Directed by Hiroshi Matsuno, The Living
Skelton seems more serious minded than the Shochiku films viewed
previously, though with no bigger budget and no better special effects. Hell,
there isn’t really a living skeleton, just a lot of fake skeletons anchored to
the bottom of the ocean. And they look no more real than the bats that serve as
bad omens for the evil men whose greed kicked everything off.
In the opening scenes, a gang of opportunistic pirates
attack a sailing vessel and kill everyone on board.
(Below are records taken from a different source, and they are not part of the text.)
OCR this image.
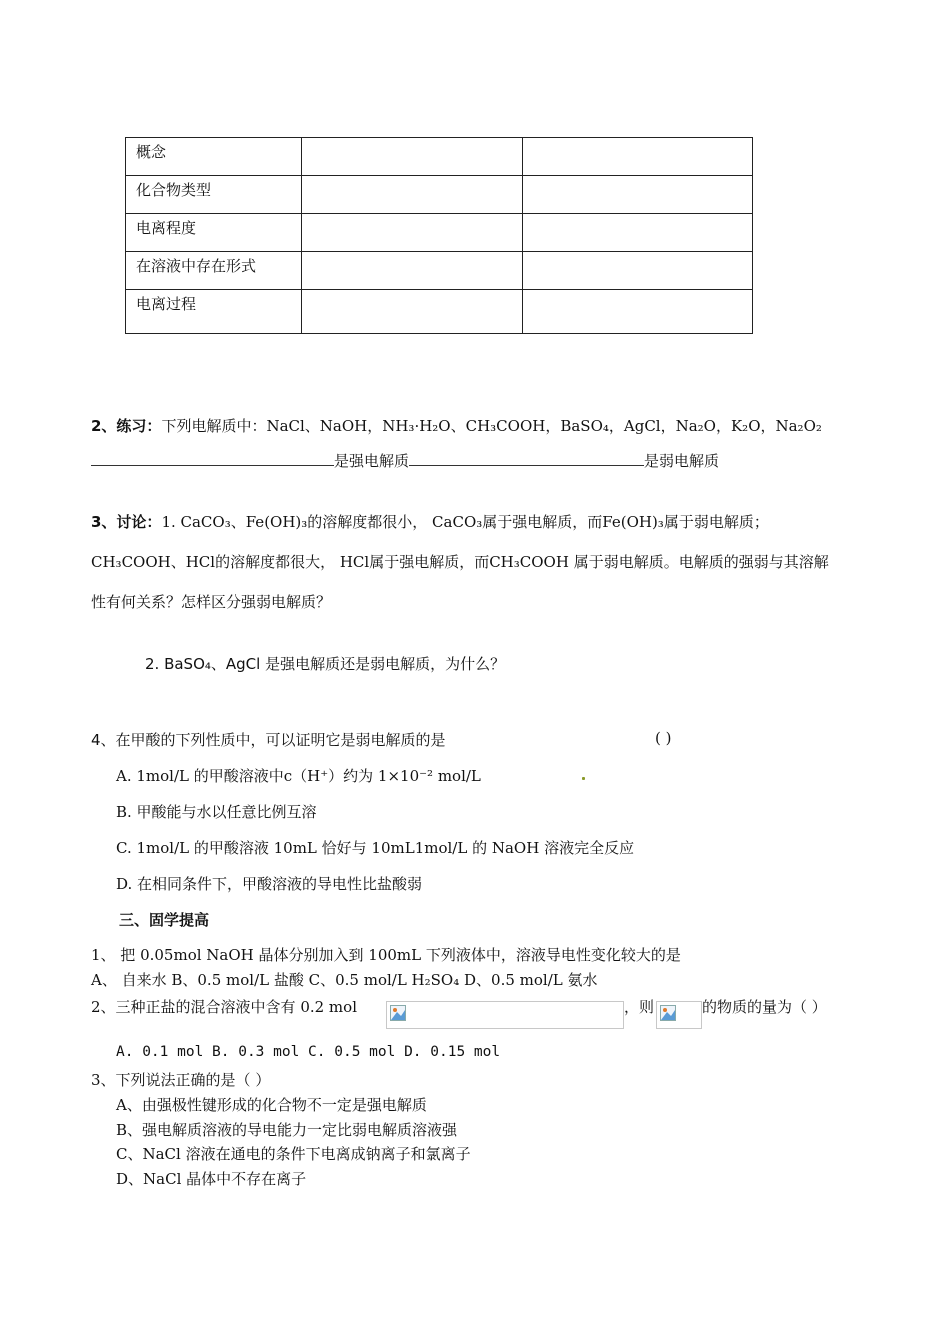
概念		

化合物类型		

电离程度		

在溶液中存在形式		

电离过程		

2、练习：下列电解质中：NaCl、NaOH，NH₃·H₂O、CH₃COOH，BaSO₄，AgCl，Na₂O，K₂O，Na₂O₂
是强电解质	是弱电解质
3、讨论：1. CaCO₃、Fe(OH)₃的溶解度都很小， CaCO₃属于强电解质，而Fe(OH)₃属于弱电解质；
CH₃COOH、HCl的溶解度都很大， HCl属于强电解质，而CH₃COOH 属于弱电解质。电解质的强弱与其溶解
性有何关系？怎样区分强弱电解质？
2. BaSO₄、AgCl 是强电解质还是弱电解质，为什么？
4、在甲酸的下列性质中，可以证明它是弱电解质的是	( )
A. 1mol/L 的甲酸溶液中c（H⁺）约为 1×10⁻² mol/L
B. 甲酸能与水以任意比例互溶
C. 1mol/L 的甲酸溶液 10mL 恰好与 10mL1mol/L 的 NaOH 溶液完全反应
D. 在相同条件下，甲酸溶液的导电性比盐酸弱
三、固学提高
1、 把 0.05mol NaOH 晶体分别加入到 100mL 下列液体中，溶液导电性变化较大的是
A、 自来水 B、0.5 mol/L 盐酸 C、0.5 mol/L H₂SO₄ D、0.5 mol/L 氨水
2、三种正盐的混合溶液中含有 0.2 mol	，则	的物质的量为（ ）
A. 0.1 mol B. 0.3 mol C. 0.5 mol D. 0.15 mol
3、下列说法正确的是（ ）
A、由强极性键形成的化合物不一定是强电解质
B、强电解质溶液的导电能力一定比弱电解质溶液强
C、NaCl 溶液在通电的条件下电离成钠离子和氯离子
D、NaCl 晶体中不存在离子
Jump ahead three years
later, and Saeko (Kikko Matsuoka), the twin sister of one of the murdered,
accidentally stumbles on the ship’s ghostly wreckage while scuba diving. She
communicates with her lost twin through whatever dimension separates the living
from the dead and learns all about the crime. Now having seen the faces of the
men responsible, the surviving girl starts posing as the ghost of her sibling,
scaring the crooks into their own untimely deaths.
Though essentially a ghost story, its criminal underworld
setting adds a touch of noir to The Living Skeleton before
eventually careening off into mad scientist territory and even a little
tragedy. There are also Christian overtones throughout. The living twin spends
much of her time at church commiserating with the priest (Masumi Okada,
Crazed Fruit). And, of course, the chaste Saeko only finds
the underwater skeletons after having sex with her boyfriend (Yasunori Irikawa,
Samurai Spy). Some tropes don’t just transcend genre, but
international borders.
The Living Skeleton doesn’t ever really
get scary, though credit to cinematographer Masayuki Kato for getting the look
just right. The moody photography creates an otherworldly atmosphere. Like the
rocky terrain of Goke, Body Snatcher from Hell), the foggy
seaside of The Living Skeleton could be everywhere and
nowhere. It is of no real origin, of no real time. Kato and Matsuno get
inventive with some of the underwater shots, placing the characters in a kind
of netherworld. It could be under the ocean, or it could be outer space, or
perhaps this is just where we go when we die.